The mean of a set of two or more measurements is their sum divided by the number of measurements: 

Lave = Sum(Li)/N
We define the standard deviation or uncertainty of a set of two or more measurements to be the square root of the average square deviation from the mean
sL = (Sum(L-Lave)2/N)1/2
or root mean square deviation from the mean. In student labs we often take two independent measurements and call the uncertainty half the difference. If the number of measurements, N, were much larger than two, the standard deviation of the mean would be smaller than than that of individual measurements by the square root of N-1. Thus the mean of one hundred measurements is about ten times more accurate than any one of them and a single measurement has infinite uncertainy. With this many measurements you might keep two significant figures in the uncertainty rather than one.

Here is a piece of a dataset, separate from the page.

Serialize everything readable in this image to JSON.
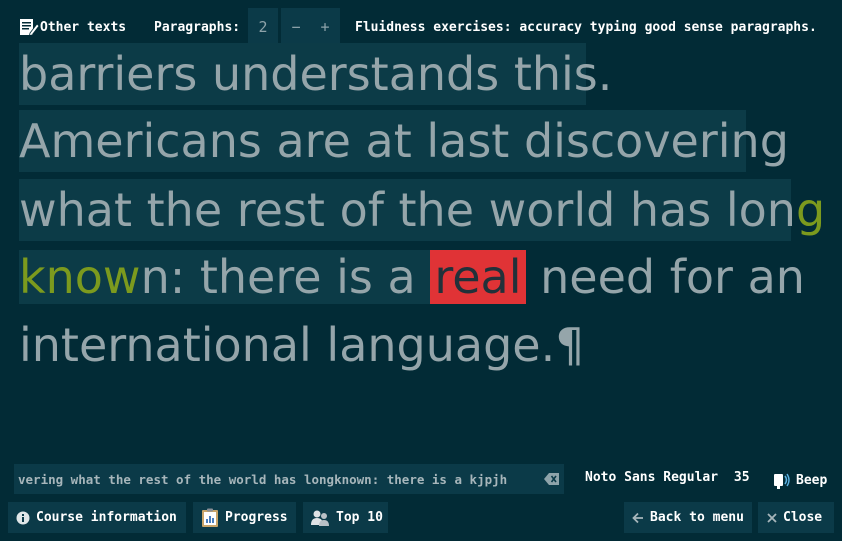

If the block above were made of precision machined steel and polished square within a wavelength of light and measured with a meter stick of smallest increment equal to one millimeter, then you might expect repeated measments to all be the same. But the uncertainty is not zero as predicted by the the equation above since the instrument is limited in its accuracy by the smallest division, or least count. The human eye can easily resolve a tenth of a millimeter and we usually estimate the next decimal place. The total uncertainty is the sum of the uncertainties due to the object, the instrument and the observer. With all these sources of uncertainty, a good measurement requires many observations which vary over the object, the instrument and different observers.

What if we wanted to know the volume of the sponge above after carefully measuring each dimension? Since uncertainties are usually small, we can differentiate the equation for volume

V = LWH
to tell us what its uncertainty is due to the three measurements. The total differential change in V is the sum of contributions from all measured variables:
dV = Sum( (dV/dx) dx)
and for the sponge above
dV = WH dL + LH dW + LW dH
by the product rule. You can envision these little volumes as extensions to the original volume in each of the three axes. In this case we can divide the differential volume by the volume itself and find that
dV/V = dL/L + dW/W + dH/H.
The total percentage uncertainty in the volume is the sum of the percentage uncertainties in each measurement. This equation should be modified due to the fact that uncertainties are random and not in the same direction at the same time. The correct expression for total percentage uncertainty is the hypotenuse of the three percents, or square root of the sum of the squares. Since we usually keep only one significant figure in uncertainty, corresponding to the last significant figure of the mean, we usually just keep only the largest percentage uncertainty and drop the others as negligible. You should check your understanding of the propogation of uncertainties by showing that the percentage uncertainty in the volume of a sphere is three times the percentage uncertainty of its measured diameter.